Leo’s radio behind the bar came on and jumped from station to station until a slow song came on. “Once again, before your time,” he observed. “A flash from the past, but it’s easy to move to . . . vertically. Horizontally too, if one were in the mood.”

“Which I’m assuming you always are.” I considered the situation, then replaced the gun in the back waistband of my pants. If he wanted to play, I could do that. In fact I was rather good at that. Demon good? I guess we’d have to see. “And the halo?”

“I’ll close my eyes.” He gave me that smile, far more warm and intimate than a monster had any right to, as he held out a hand. I took it as he looped an arm around my waist, deftly avoiding my gun. We moved to the music. “Amazing. You can dance like you’re all grown-up.” He whirled me around slowly.

“I’m thirty-one. I’ve been to a dance or two. Hit the floor at weddings with more than one grandpa.”

“Ouch.” He tilted his head down to look at me. “Are you going to hold a million years or so against me?”

He smelled nice, which wasn’t fair. There was no clichéd whiff of the traditional sulfur and brimstone. He smelled clean—like soap and wet spring grass with the faintest trace of ozone. Of lightning and a thunder-storm in the distance, ready to wash over you to bury you in rain and shake the ground like an earthquake. I could play all right, but he wasn’t an amateur by any stretch of the imagination.

“I’ve dated older men before. Age doesn’t matter.” We did another slow turn as I added, “It’s the killing innocent people and the taking of souls I have a problem with.”

“I’m sure they weren’t all innocent. I mean, really, what are the odds of that? Three out of ten might be mostly innocent, I’ll give you that. But all of them? Statistically impossible for the human race.” He dipped me and smiled as he hung over me. “And surely you’re not claiming innocence, Trixa. I see things behind your eyes that tell a different story. A far more interesting story, by the way. Innocence is so boring.”

“Speaking of boring, if you don’t have any information for me, then that’s all you’re doing.” I mirrored his smile, my back twinging from the dip. “Boring the hell out of me.”

“You do make a demon work for his due.” He straightened, pulling me upright, and let go of me. The radio shut off. “When did this demon kill your brother and where? The one you want so badly?”
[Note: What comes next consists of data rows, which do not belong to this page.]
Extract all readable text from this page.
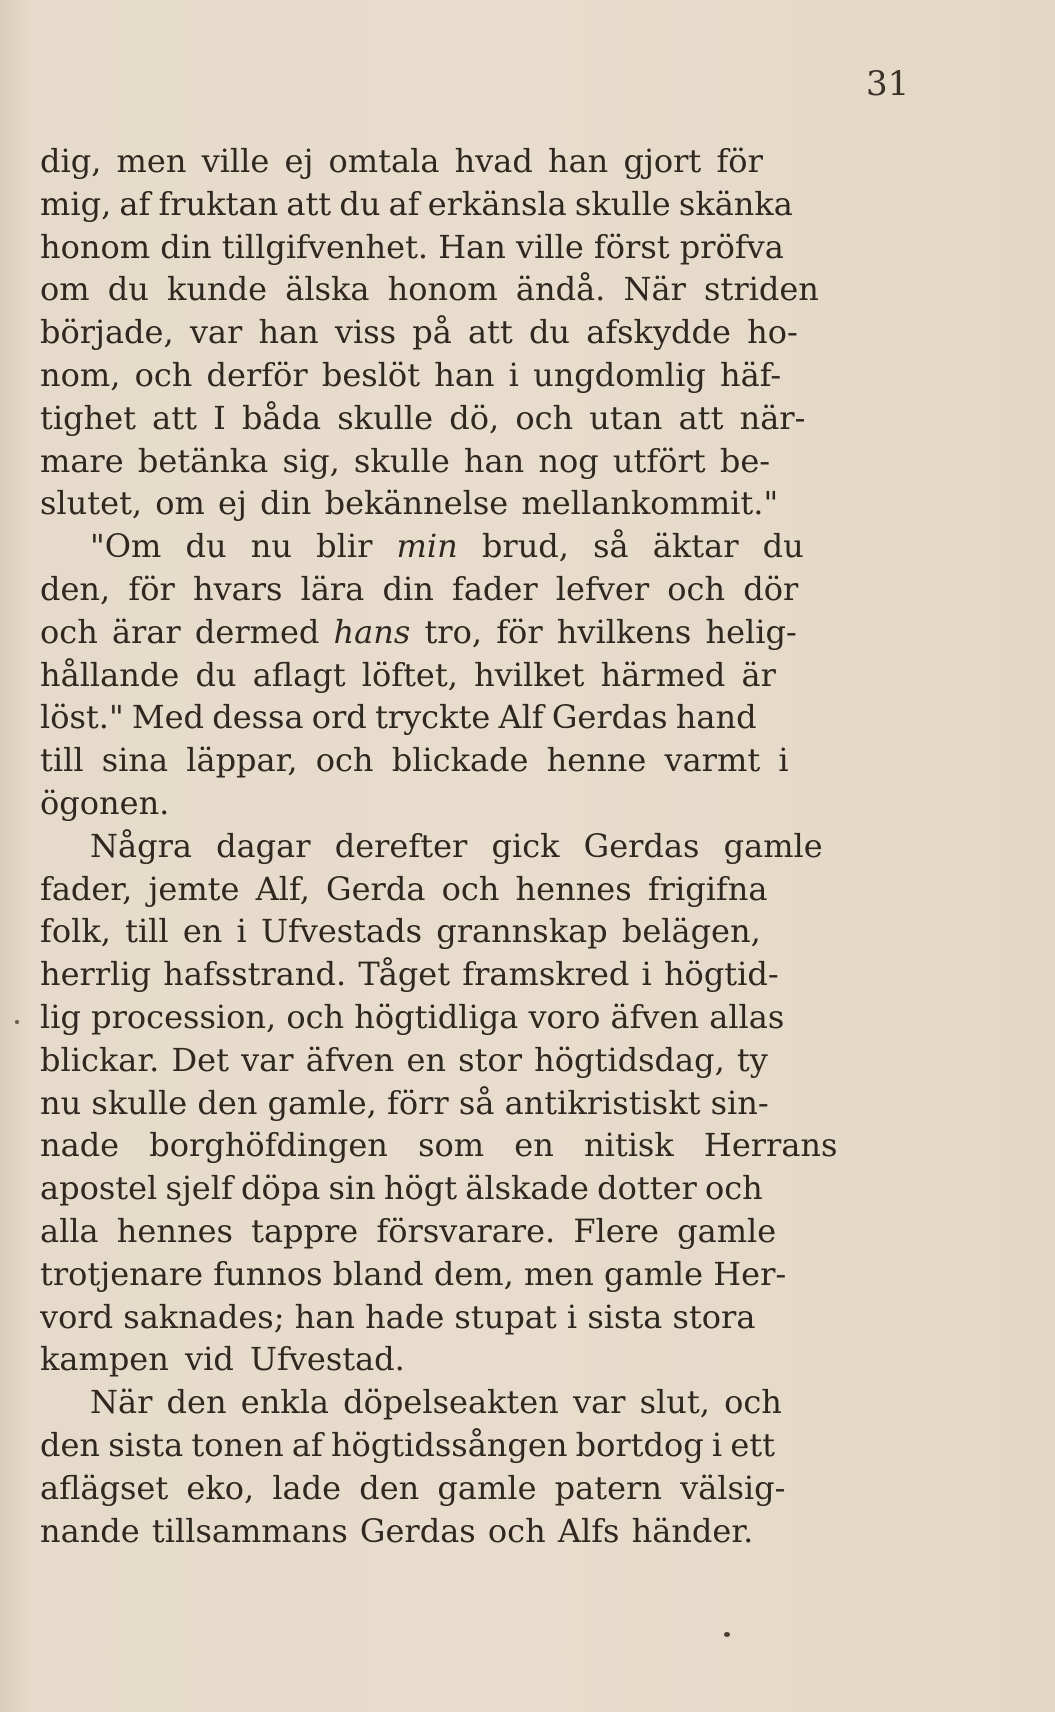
31
dig, men ville ej omtala hvad han gjort för
mig, af fruktan att du af erkänsla skulle skänka
honom din tillgifvenhet. Han ville först pröfva
om du kunde älska honom ändå. När striden
började, var han viss på att du afskydde ho-
nom, och derför beslöt han i ungdomlig häf-
tighet att I båda skulle dö, och utan att när-
mare betänka sig, skulle han nog utfört be-
slutet, om ej din bekännelse mellankommit."
"Om du nu blir min brud, så äktar du
den, för hvars lära din fader lefver och dör
och ärar dermed hans tro, för hvilkens helig-
hållande du aflagt löftet, hvilket härmed är
löst." Med dessa ord tryckte Alf Gerdas hand
till sina läppar, och blickade henne varmt i
ögonen.
Några dagar derefter gick Gerdas gamle
fader, jemte Alf, Gerda och hennes frigifna
folk, till en i Ufvestads grannskap belägen,
herrlig hafsstrand. Tåget framskred i högtid-
lig procession, och högtidliga voro äfven allas
blickar. Det var äfven en stor högtidsdag, ty
nu skulle den gamle, förr så antikristiskt sin-
nade borghöfdingen som en nitisk Herrans
apostel sjelf döpa sin högt älskade dotter och
alla hennes tappre försvarare. Flere gamle
trotjenare funnos bland dem, men gamle Her-
vord saknades; han hade stupat i sista stora
kampen vid Ufvestad.
När den enkla döpelseakten var slut, och
den sista tonen af högtidssången bortdog i ett
aflägset eko, lade den gamle patern välsig-
nande tillsammans Gerdas och Alfs händer.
“If you need that to do your job, you’re not half as good as you say you are.” I sat back down. My back was healing, had healed quite a bit in the past few days, but the dancing hadn’t done it much good. I’d thought of having Whisper heal it when she healed Zeke, but it was just scraped and torn skin already mending on its own. Zeke’s pain had been out of control. My pain was more of an inconvenience. When you find inconveniences too much to handle, then you’ll find life to be exactly the same.